In a commentary by Aw on Channel News Asia last month, he cited how Singapore developer City Developments Ltd disposed of its 51 per cent-interest in China-based Sincere Property Group in a bid to cut its losses after the latter was sued for bankruptcy.
Looking at these events, some analysts comment that it could signal a fear among investors to work with Chinese developers.
David Van, senior associate public-private partnership of Cambodia-based Platform Impact Co Ltd, the impending collapse of China’s largest developer is a cause for concern globally, seeing that the government seemed unwilling to bail it out.
It could trigger the fall of subsequent Chinese large developers as well within the first half 2022 should the domino theory apply, according to experts.
“We should carefully monitor any potential financial tsunami erupting from such predicaments, given that the majority of our real estate sector has been funded this past decade with Chinese hot money,” he shared.
As it stands, Van said, industry players are already talking of an oversupply of condo units in the market and with the Chinese government tightening outflow of capital, negative repercussions may ensue for the local property market here.
“However, the elephant in the room is not much Chinese developers woes but the undeclared local governments’ loans at risk throughout China that may trigger a financial crisis of global proportion as international markets are closely knitted,” Van stressed.
Taking over bankrupt projects
In the meantime, Hodge noted that major repositioning has been taking place, most involving foreign developers because of their broad focus on foreign buyers for the bulk of demand.
“As foreign markets have been less accessible, they have had to pivot further to focus on the requirements of local buyers. Typically, this has meant a change in pricing, but also payment terms and handover condition,” he said.
Dan Davies, executive director of property asset management firm DA&G in Phnom Penh, feels that many of the developers would be highly leveraged and rely heavily on the Chinese investor market and use sales as a way of funding projects.
He said in Phnom Penh particularly, the notion of which developers have funding or are relying on sales is evident “simply by driving by the sites and checking out the activity”.
“There are a lot of ‘still cranes’and quieter roads lately. However there are some developers that have carried on contracting, although they have slowed down possibly with the view that they are fully committed and that the market will recover eventually.
“They will then be in a good position to sell completed units rather than the majority selling off plan,” he said.
Kim Heang, regional operating principal of Keller Williams Cambodia and CEO of Khmer Real Estate Co Ltd, said it was difficult to gauge whether affected Chinese developers in Cambodia would be able to complete their project, as there are many types of developers.
Although industry talk speculate that there might be fewer Chinese developers investing or completing projects in Cambodia, he opined that they “will keep coming” and “will complete” their projects because Cambodia “can be a paradise and second home for their investment”.
In relation to that, he acknowledged that Yuetai has had financial problems “since the beginning” and that “many people knew about it”.
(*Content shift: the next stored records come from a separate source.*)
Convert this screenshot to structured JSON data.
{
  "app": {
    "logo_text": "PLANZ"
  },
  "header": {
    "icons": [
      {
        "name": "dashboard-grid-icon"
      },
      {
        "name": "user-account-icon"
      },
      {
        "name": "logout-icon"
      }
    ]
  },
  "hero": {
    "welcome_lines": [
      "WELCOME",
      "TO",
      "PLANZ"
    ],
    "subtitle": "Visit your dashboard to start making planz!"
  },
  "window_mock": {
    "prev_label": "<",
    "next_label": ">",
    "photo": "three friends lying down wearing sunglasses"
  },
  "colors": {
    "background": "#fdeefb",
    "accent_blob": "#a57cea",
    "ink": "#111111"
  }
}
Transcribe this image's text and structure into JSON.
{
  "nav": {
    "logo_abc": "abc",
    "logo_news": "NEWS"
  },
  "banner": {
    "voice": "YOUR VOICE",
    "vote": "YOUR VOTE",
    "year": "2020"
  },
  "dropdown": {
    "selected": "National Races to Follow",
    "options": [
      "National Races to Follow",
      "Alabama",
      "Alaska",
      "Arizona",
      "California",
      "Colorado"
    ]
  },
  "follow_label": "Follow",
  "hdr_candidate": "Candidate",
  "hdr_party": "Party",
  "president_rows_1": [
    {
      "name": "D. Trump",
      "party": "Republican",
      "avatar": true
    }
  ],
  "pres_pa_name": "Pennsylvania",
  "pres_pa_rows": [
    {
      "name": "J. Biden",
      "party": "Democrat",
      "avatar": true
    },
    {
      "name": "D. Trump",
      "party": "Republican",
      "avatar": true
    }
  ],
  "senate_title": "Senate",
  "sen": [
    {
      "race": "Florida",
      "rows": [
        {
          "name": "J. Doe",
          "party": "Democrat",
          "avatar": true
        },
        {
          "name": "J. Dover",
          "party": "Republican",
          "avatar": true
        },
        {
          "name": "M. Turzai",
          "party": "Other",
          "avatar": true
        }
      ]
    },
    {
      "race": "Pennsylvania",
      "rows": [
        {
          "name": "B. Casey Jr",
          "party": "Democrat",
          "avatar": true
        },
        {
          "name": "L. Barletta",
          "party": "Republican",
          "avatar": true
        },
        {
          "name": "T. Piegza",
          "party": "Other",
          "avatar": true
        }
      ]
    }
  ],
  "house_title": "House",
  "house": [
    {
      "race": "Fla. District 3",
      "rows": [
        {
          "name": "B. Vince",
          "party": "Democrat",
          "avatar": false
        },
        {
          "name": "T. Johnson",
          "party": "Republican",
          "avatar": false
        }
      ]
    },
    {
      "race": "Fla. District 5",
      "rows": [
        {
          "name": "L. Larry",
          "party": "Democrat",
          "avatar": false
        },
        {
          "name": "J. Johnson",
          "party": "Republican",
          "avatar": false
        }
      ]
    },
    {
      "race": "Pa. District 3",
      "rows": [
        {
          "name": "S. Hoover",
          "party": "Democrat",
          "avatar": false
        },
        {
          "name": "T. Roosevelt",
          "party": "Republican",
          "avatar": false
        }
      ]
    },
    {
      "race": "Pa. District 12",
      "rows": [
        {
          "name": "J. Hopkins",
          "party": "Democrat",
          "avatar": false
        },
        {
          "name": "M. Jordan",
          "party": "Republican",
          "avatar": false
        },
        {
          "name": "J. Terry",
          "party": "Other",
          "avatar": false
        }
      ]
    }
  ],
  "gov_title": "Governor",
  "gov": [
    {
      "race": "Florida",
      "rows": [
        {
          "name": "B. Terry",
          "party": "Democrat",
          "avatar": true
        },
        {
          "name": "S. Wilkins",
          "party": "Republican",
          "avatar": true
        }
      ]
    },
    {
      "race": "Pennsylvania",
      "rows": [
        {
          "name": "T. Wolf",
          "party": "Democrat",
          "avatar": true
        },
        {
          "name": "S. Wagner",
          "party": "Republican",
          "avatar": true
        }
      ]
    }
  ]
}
“That is not good news for us and the real estate industry in Cambodia, however, we have to accept it,” he said, adding that the impact on the local market is not negative as most of the buyers are not Cambodians.
“...sooner or later, there will be big players that [would] replace or take over [the] projects from Yuetai. Who knows it can be me or someone else,” he remarked, confident that new developers would assume control of the projects by Chinese developers that have gone bankrupt.
This article has been edited to include a comment from R&F Properties.